En realidad, tales, además de la compra de Alaska por una bicoca por parte de los estadounidenses, convirtieron a quienes alguna vez prácticamente fueron vecinos en un par de extraños a quienes actualmente separan, insalvables 10 mil kilómetros de mar y un igualmente abismal desconocimiento mutuo. Sírvanos su ejemplo para sacarnos de la cabeza la idea absurda de que las formas de los países, como las de las cordilleras o las de los grandes ríos, son estáticas, inmutables; al contrario, ¡son dinámicas, como las relaciones humanas!
Entre 1848 y 1867, el Imperio Ruso perdió sus posesiones americanas retrocediendo físicamente desde la agradable California hasta la gélida orilla occidental del estrecho de Bering; en ese mismo periodo, por cierto, Estados Unidos se partió brevemente en dos y el francófilo Segundo Imperio Mexicano emergió y desapareció. No es que esos años hayan sido especialmente virulentos, es que cosas así ocurren todo el tiempo; también los mapamundis que memorizamos de niños hoy son obsoletos y los que estos días comienza a estudiar mi sobrina le serán inútiles cuando viaje de mochilera por Europa del este.
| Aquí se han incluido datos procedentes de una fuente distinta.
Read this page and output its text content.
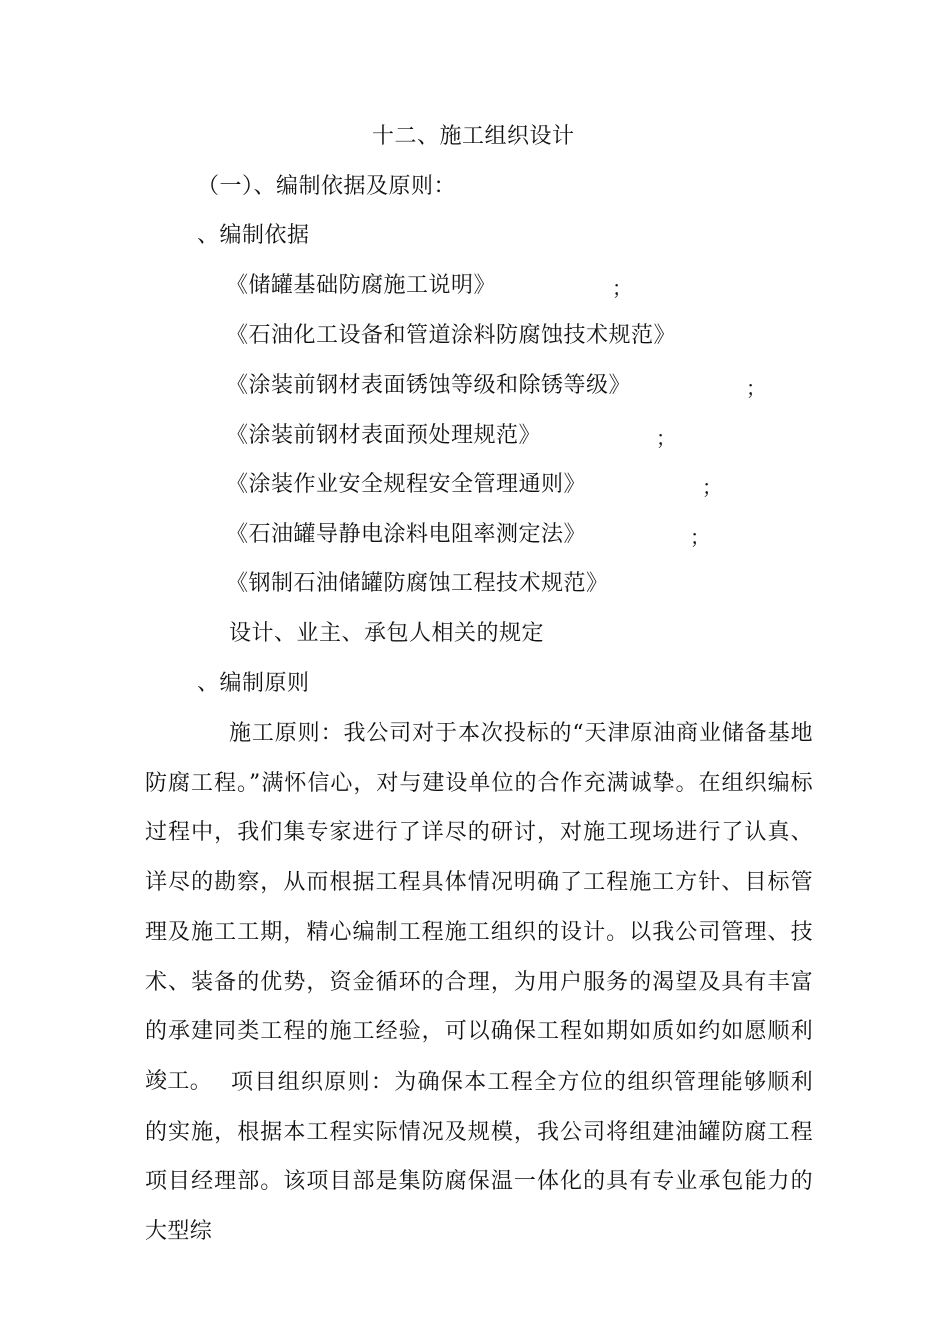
十二、施工组织设计

（一）、编制依据及原则：

、编制依据

《储罐基础防腐施工说明》	；

《石油化工设备和管道涂料防腐蚀技术规范》

《涂装前钢材表面锈蚀等级和除锈等级》	；

《涂装前钢材表面预处理规范》	；

《涂装作业安全规程安全管理通则》	；

《石油罐导静电涂料电阻率测定法》	；

《钢制石油储罐防腐蚀工程技术规范》

设计、业主、承包人相关的规定

、编制原则

施工原则：我公司对于本次投标的“天津原油商业储备基地防腐工程。”满怀信心，对与建设单位的合作充满诚挚。在组织编标过程中，我们集专家进行了详尽的研讨，对施工现场进行了认真、详尽的勘察，从而根据工程具体情况明确了工程施工方针、目标管理及施工工期，精心编制工程施工组织的设计。以我公司管理、技术、装备的优势，资金循环的合理，为用户服务的渴望及具有丰富的承建同类工程的施工经验，可以确保工程如期如质如约如愿顺利竣工。 项目组织原则：为确保本工程全方位的组织管理能够顺利的实施，根据本工程实际情况及规模，我公司将组建油罐防腐工程项目经理部。该项目部是集防腐保温一体化的具有专业承包能力的大型综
El gran conflicto que hoy nos ocupa, pienso a propósito, se origina precisamente por el diseño de los nuevos mapamundis: las actuales tensiones mundiales son ocasionadas por ‘los sueños húmedos’ de unos de avanzar hacia la reconfiguración no sólo de las fronteras físicas sino de las políticas y económicas de los países (Estados Unidos) y por la resistencia de otros a permitir cambios que perturben las esferas de influencia que se adjudicaron luego de la Segunda Guerra Mundial (China y Rusia). En ese tenor se entiende la histórica declaración sino-rusa de este fin de semana respecto a “defender firmemente los resultados de la guerra y el orden mundial derivado de ésta”:
Algún día, ese orden, el de Potsdam, será superado, claro –ni siquiera la paz “cristiana y universal” de Westfalia fue “perpetua”, ¿verdad?—, mientras tanto, empero, es comprensible que el unilateralismo estadounidense, reflejado en el abandono de su ambigüedad estratégica respecto a la política de Una Sola China y en el establecimiento de una novedosa alianza militar en la región Asia-Pacífico (AUKUS), y en sus conocidas incursiones en el antiguo espacio político soviético, refuerce el conservadurismo de quienes, bueno, no ganaron una guerra sólo para ver sus conquistas arruinadas al cabo de unas pocas décadas.